網代天井とは、竹や杉、ヒノキなどを薄く切って網目状に編んだ、大変凝った天井仕上げです。

F邸 (建築家:小林英治建築研究所)

そして下の写真はシックなナチュラルモダンの和室ですが、こちらも中央部に網代天井を設けています。壁や障子窓はキリッとした硬質な表情ですが、天井に触感豊かな素材を用いることで、豊かさを倍増させています。

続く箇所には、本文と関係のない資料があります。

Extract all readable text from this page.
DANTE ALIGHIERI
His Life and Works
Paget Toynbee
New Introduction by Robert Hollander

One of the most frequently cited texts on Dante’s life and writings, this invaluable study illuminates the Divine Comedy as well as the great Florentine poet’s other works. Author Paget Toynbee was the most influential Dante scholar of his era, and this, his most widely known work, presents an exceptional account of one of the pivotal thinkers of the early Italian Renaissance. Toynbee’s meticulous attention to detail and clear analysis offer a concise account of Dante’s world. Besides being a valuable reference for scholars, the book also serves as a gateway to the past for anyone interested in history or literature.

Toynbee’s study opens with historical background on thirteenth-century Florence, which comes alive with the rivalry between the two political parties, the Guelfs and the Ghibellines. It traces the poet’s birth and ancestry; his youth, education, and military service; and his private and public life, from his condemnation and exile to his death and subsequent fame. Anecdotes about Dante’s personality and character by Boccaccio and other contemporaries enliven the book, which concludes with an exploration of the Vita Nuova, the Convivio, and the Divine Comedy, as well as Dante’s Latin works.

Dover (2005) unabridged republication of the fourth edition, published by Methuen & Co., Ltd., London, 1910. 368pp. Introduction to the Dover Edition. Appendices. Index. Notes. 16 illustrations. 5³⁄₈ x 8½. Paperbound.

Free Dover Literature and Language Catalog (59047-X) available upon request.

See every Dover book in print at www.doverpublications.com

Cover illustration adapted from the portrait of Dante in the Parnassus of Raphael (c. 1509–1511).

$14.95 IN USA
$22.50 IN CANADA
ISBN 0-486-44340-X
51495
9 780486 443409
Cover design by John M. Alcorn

HOUSE MZ 『終の棲家』 (建築家:江川竜之)

リフォーム・リノベーションでこそ天井は生きる!

リフォーム・リノベーションではとかく制約面に悩みがちですが、実はこんなときにこそ、天井デザインの成果は大きく発揮されます。特にマンションのリフォーム・リノベーションでは、既存の大きな梁をどう処理するかが設計者の腕の見せどころとなります。

下の写真はマンションのリノベーションですが、天井に段を設けることで既存梁をうまく隠しています。そして段差を利用してエアコンを設けています。さらに段差部分を曲線で囲って、インパクトあるデザインにしています。

変わった間取りの物件こそ、リノベが生きます (リノベ不動産|Beat HOUSE)

また下の例もマンションのリノベーションですが、やはり天井に段差を設けています。そして梁形を照明ボックスに仕立てることによって、梁の存在を積極的なデザイン要素へと転化しています。リノベーションならではの見事な工夫ですね。

開放感あふれるイタリアンモダンの空間に生まれ変わったヴィンテージマンション (QUALIA)

住まいの魅力は天井を工夫することで倍増してくれます。天井は間取り図には現れてこない部分なので、はじめのうちはちょっとイメージしにくいかと思いますが、ぜひ設計者に頼んで室内の完成予想図(パース)か模型を作ってもらいましょう。これらを見てみると、天井の存在感がいかに大きなものであるかがおわかりいただけると思います。

特にリフォーム・リノベーションの住まいでは、制約を逆手に取ったような魅力を天井がもたらしてくれるチャンスは多大です。天井を工夫して、ぜひ楽しい頭上生活を手に入れましょう!